Well put - 'shielding' children does not work - they are more resilient than we think - thouugh had a difficult job calming g-grandaugher last year when she though Mr G was near the end. Curiously, the carting off in the ambulance was a huge shock when experienced for the first time. For kids, just exciting if it's someone else.

The Gardener Fri, Apr 22nd 2016 @ 8:52pm

There's a quote somewhere 'they do not know grief who have not lost a child'. I keep meeting very old people who have been pre-deceased by one or more offspring. Their cry 'it should have been me'. One of our parsons, they had three children, lost a son to a brain tumour at 13 years old. she was clever, beautiful, seemingly 'stable' but she always felt like a '3 child' family, and never went to other's big family gatherings again, too poignant

The Gardener Fri, Apr 22nd 2016 @ 8:56pm

Muddled thinkinhe' 'she' was the mother. I feel that during our lives funerals have changed from 'mourning the passing' of someone, to giving thanks for -the life had and the joy to others. Is that old age sentiment? Or have attitudes changed?
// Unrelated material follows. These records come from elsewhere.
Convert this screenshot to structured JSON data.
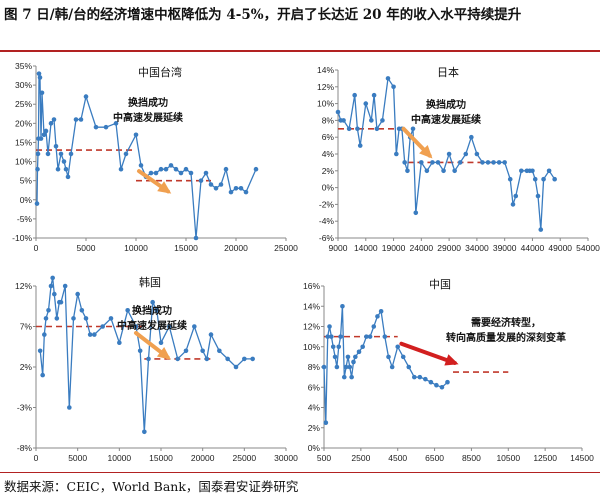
{
  "figure": {
    "title": "图 7  日/韩/台的经济增速中枢降低为 4-5%，开启了长达近 20 年的收入水平持续提升",
    "source": "数据来源：CEIC，World Bank，国泰君安证券研究"
  },
  "colors": {
    "series": "#3a7cc0",
    "trend": "#c0392b",
    "arrow_orange": "#f0a050",
    "arrow_red": "#d21f1f"
  },
  "chart_data": [
    {
      "id": "taiwan",
      "type": "line",
      "title": "中国台湾",
      "xlim": [
        0,
        25000
      ],
      "ylim": [
        -10,
        35
      ],
      "xticks": [
        0,
        5000,
        10000,
        15000,
        20000,
        25000
      ],
      "yticks": [
        -10,
        -5,
        0,
        5,
        10,
        15,
        20,
        25,
        30,
        35
      ],
      "ytick_labels": [
        "-10%",
        "-5%",
        "0%",
        "5%",
        "10%",
        "15%",
        "20%",
        "25%",
        "30%",
        "35%"
      ],
      "x": [
        100,
        150,
        200,
        250,
        300,
        400,
        500,
        600,
        800,
        1000,
        1200,
        1500,
        1800,
        2000,
        2200,
        2500,
        2800,
        3000,
        3200,
        3500,
        4000,
        4500,
        5000,
        6000,
        7000,
        8000,
        8500,
        9000,
        10000,
        10500,
        11000,
        11500,
        12000,
        12500,
        13000,
        13500,
        14000,
        14500,
        15000,
        15500,
        16000,
        16500,
        17000,
        17500,
        18000,
        18500,
        19000,
        19500,
        20000,
        20500,
        21000,
        22000
      ],
      "y": [
        -1,
        8,
        12,
        16,
        33,
        32,
        16,
        28,
        17,
        18,
        12,
        20,
        21,
        14,
        8,
        12,
        10,
        8,
        6,
        12,
        21,
        21,
        27,
        19,
        19,
        20,
        8,
        12,
        17,
        9,
        6,
        7,
        7,
        8,
        8,
        9,
        8,
        7,
        8,
        7,
        -10,
        5,
        7,
        4,
        3,
        4,
        8,
        2,
        3,
        3,
        2,
        8
      ],
      "trend_line": {
        "y": 13,
        "x_from": 0,
        "x_to": 10000,
        "y2": 5,
        "x2_from": 10000,
        "x2_to": 17500
      },
      "annotations": [
        "换挡成功",
        "中高速发展延续"
      ]
    },
    {
      "id": "japan",
      "type": "line",
      "title": "日本",
      "xlim": [
        9000,
        54000
      ],
      "ylim": [
        -6,
        14
      ],
      "xticks": [
        9000,
        14000,
        19000,
        24000,
        29000,
        34000,
        39000,
        44000,
        49000,
        54000
      ],
      "yticks": [
        -6,
        -4,
        -2,
        0,
        2,
        4,
        6,
        8,
        10,
        12,
        14
      ],
      "ytick_labels": [
        "-6%",
        "-4%",
        "-2%",
        "0%",
        "2%",
        "4%",
        "6%",
        "8%",
        "10%",
        "12%",
        "14%"
      ],
      "x": [
        9000,
        9500,
        10000,
        11000,
        12000,
        12500,
        13000,
        14000,
        15000,
        15500,
        16000,
        17000,
        18000,
        19000,
        19500,
        20000,
        20500,
        21000,
        21500,
        22000,
        22500,
        23000,
        24000,
        25000,
        26000,
        27000,
        28000,
        29000,
        30000,
        31000,
        32000,
        33000,
        34000,
        35000,
        36000,
        37000,
        38000,
        39000,
        40000,
        40500,
        41000,
        42000,
        43000,
        43500,
        44000,
        44500,
        45000,
        45500,
        46000,
        47000,
        48000
      ],
      "y": [
        9,
        8,
        8,
        7,
        11,
        7,
        5,
        10,
        8,
        11,
        7,
        8,
        13,
        12,
        4,
        7,
        7,
        3,
        2,
        6,
        7,
        -3,
        3,
        2,
        3,
        3,
        2,
        4,
        2,
        3,
        4,
        6,
        4,
        3,
        3,
        3,
        3,
        3,
        1,
        -2,
        -1,
        2,
        2,
        2,
        2,
        1,
        -1,
        -5,
        1,
        2,
        1
      ],
      "trend_line": {
        "y": 7,
        "x_from": 9000,
        "x_to": 21500,
        "y2": 3,
        "x2_from": 21500,
        "x2_to": 38000
      },
      "annotations": [
        "换挡成功",
        "中高速发展延续"
      ]
    },
    {
      "id": "korea",
      "type": "line",
      "title": "韩国",
      "xlim": [
        0,
        30000
      ],
      "ylim": [
        -8,
        12
      ],
      "xticks": [
        0,
        5000,
        10000,
        15000,
        20000,
        25000,
        30000
      ],
      "yticks": [
        -8,
        -3,
        2,
        7,
        12
      ],
      "ytick_labels": [
        "-8%",
        "-3%",
        "2%",
        "7%",
        "12%"
      ],
      "x": [
        500,
        800,
        1000,
        1200,
        1500,
        1800,
        2000,
        2200,
        2500,
        2800,
        3000,
        3500,
        4000,
        4500,
        5000,
        5500,
        6000,
        6500,
        7000,
        8000,
        9000,
        10000,
        11000,
        12000,
        12500,
        13000,
        13500,
        14000,
        14500,
        15000,
        16000,
        17000,
        18000,
        19000,
        20000,
        20500,
        21000,
        22000,
        23000,
        24000,
        25000,
        26000
      ],
      "y": [
        4,
        1,
        6,
        8,
        9,
        12,
        13,
        11,
        8,
        10,
        10,
        12,
        -3,
        8,
        11,
        9,
        8,
        6,
        6,
        7,
        8,
        5,
        9,
        7,
        4,
        -6,
        3,
        10,
        9,
        5,
        7,
        3,
        4,
        7,
        4,
        3,
        6,
        4,
        3,
        2,
        3,
        3
      ],
      "trend_line": {
        "y": 7,
        "x_from": 0,
        "x_to": 13000,
        "y2": 3,
        "x2_from": 13000,
        "x2_to": 21000
      },
      "annotations": [
        "换挡成功",
        "中高速发展延续"
      ]
    },
    {
      "id": "china",
      "type": "line",
      "title": "中国",
      "xlim": [
        500,
        14500
      ],
      "ylim": [
        0,
        16
      ],
      "xticks": [
        500,
        2500,
        4500,
        6500,
        8500,
        10500,
        12500,
        14500
      ],
      "yticks": [
        0,
        2,
        4,
        6,
        8,
        10,
        12,
        14,
        16
      ],
      "ytick_labels": [
        "0%",
        "2%",
        "4%",
        "6%",
        "8%",
        "10%",
        "12%",
        "14%",
        "16%"
      ],
      "x": [
        500,
        600,
        700,
        800,
        900,
        1000,
        1100,
        1200,
        1300,
        1400,
        1500,
        1600,
        1700,
        1800,
        1900,
        2000,
        2100,
        2200,
        2400,
        2600,
        2800,
        3000,
        3200,
        3400,
        3600,
        3800,
        4000,
        4200,
        4500,
        4800,
        5100,
        5400,
        5700,
        6000,
        6300,
        6600,
        6900,
        7200
      ],
      "y": [
        8,
        2.5,
        11,
        12,
        11,
        10,
        9,
        8,
        10,
        11,
        14,
        7,
        8,
        9,
        8,
        7,
        8.5,
        9,
        9.5,
        10,
        11,
        11,
        12,
        13,
        13.5,
        11,
        9,
        8,
        10,
        9,
        8,
        7,
        7,
        6.8,
        6.5,
        6.2,
        6,
        6.5
      ],
      "trend_line": {
        "y": 11,
        "x_from": 500,
        "x_to": 4500,
        "y2": 7.5,
        "x2_from": 7500,
        "x2_to": 10500
      },
      "annotations": [
        "需要经济转型，",
        "转向高质量发展的深刻变革"
      ]
    }
  ]
}
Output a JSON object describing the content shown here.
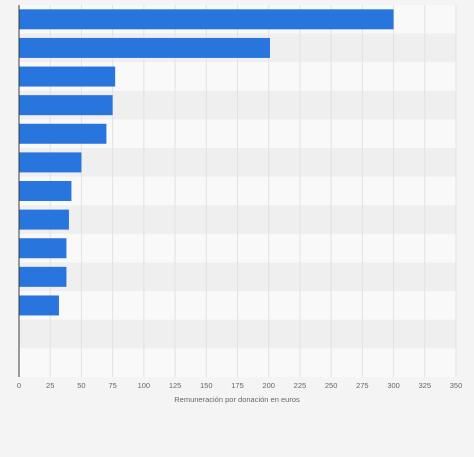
{
  "chart_data": {
    "type": "bar",
    "orientation": "horizontal",
    "categories": [
      "",
      "",
      "",
      "",
      "",
      "",
      "",
      "",
      "",
      "",
      "",
      "",
      ""
    ],
    "values": [
      300,
      201,
      77,
      75,
      70,
      50,
      42,
      40,
      38,
      38,
      32,
      null,
      null
    ],
    "xlabel": "Remuneración por donación en euros",
    "ylabel": "",
    "xlim": [
      0,
      350
    ],
    "xticks": [
      0,
      25,
      50,
      75,
      100,
      125,
      150,
      175,
      200,
      225,
      250,
      275,
      300,
      325,
      350
    ],
    "grid": true,
    "legend": "none",
    "colors": {
      "bar": "#2876dd",
      "background": "#f4f4f4",
      "band_light": "#f9f9f9",
      "band_dark": "#efefef",
      "gridline": "#e2e2e2",
      "axis_line": "#3c3c3c",
      "tick_text": "#666666"
    }
  }
}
David Sat, Apr 23rd 2016 @ 12:25pm

That's a triumph, SWM – to transform the welter of overwhelming feelings into something so sharp and clear.

When you say it's okay to be angry, it reminds me of the Jewish tradition of protest against God, of wrestling with God, of being angry with God. If you don't believe in a god or any spiritual dimension, then just substitute 'reality' for 'God'.

Yes, we have to protect the little ones. And yet it's hard to avoid protecting them too much, in which case they might end up being fragile creatures upset by every breeze that blows. You seem to have helped your daughter through the experience in the best way possible.

Keep writing like that ... it's power! As Maya Angelou said: "There is no greater agony than bearing an untold story inside you.”

Salt Water Mum Tue, Apr 26th 2016 @ 9:04am

How lovely it is to peek back at my blog and see a sparkling new comment days later ! Especially such a kind and positive one. Thank you David. (And thank you Gardener.)
I adore Maya Angelou - she is so wise. I bought a book of hers recently for a dear aunt of mine.
I must treat myself to her beautiful words too!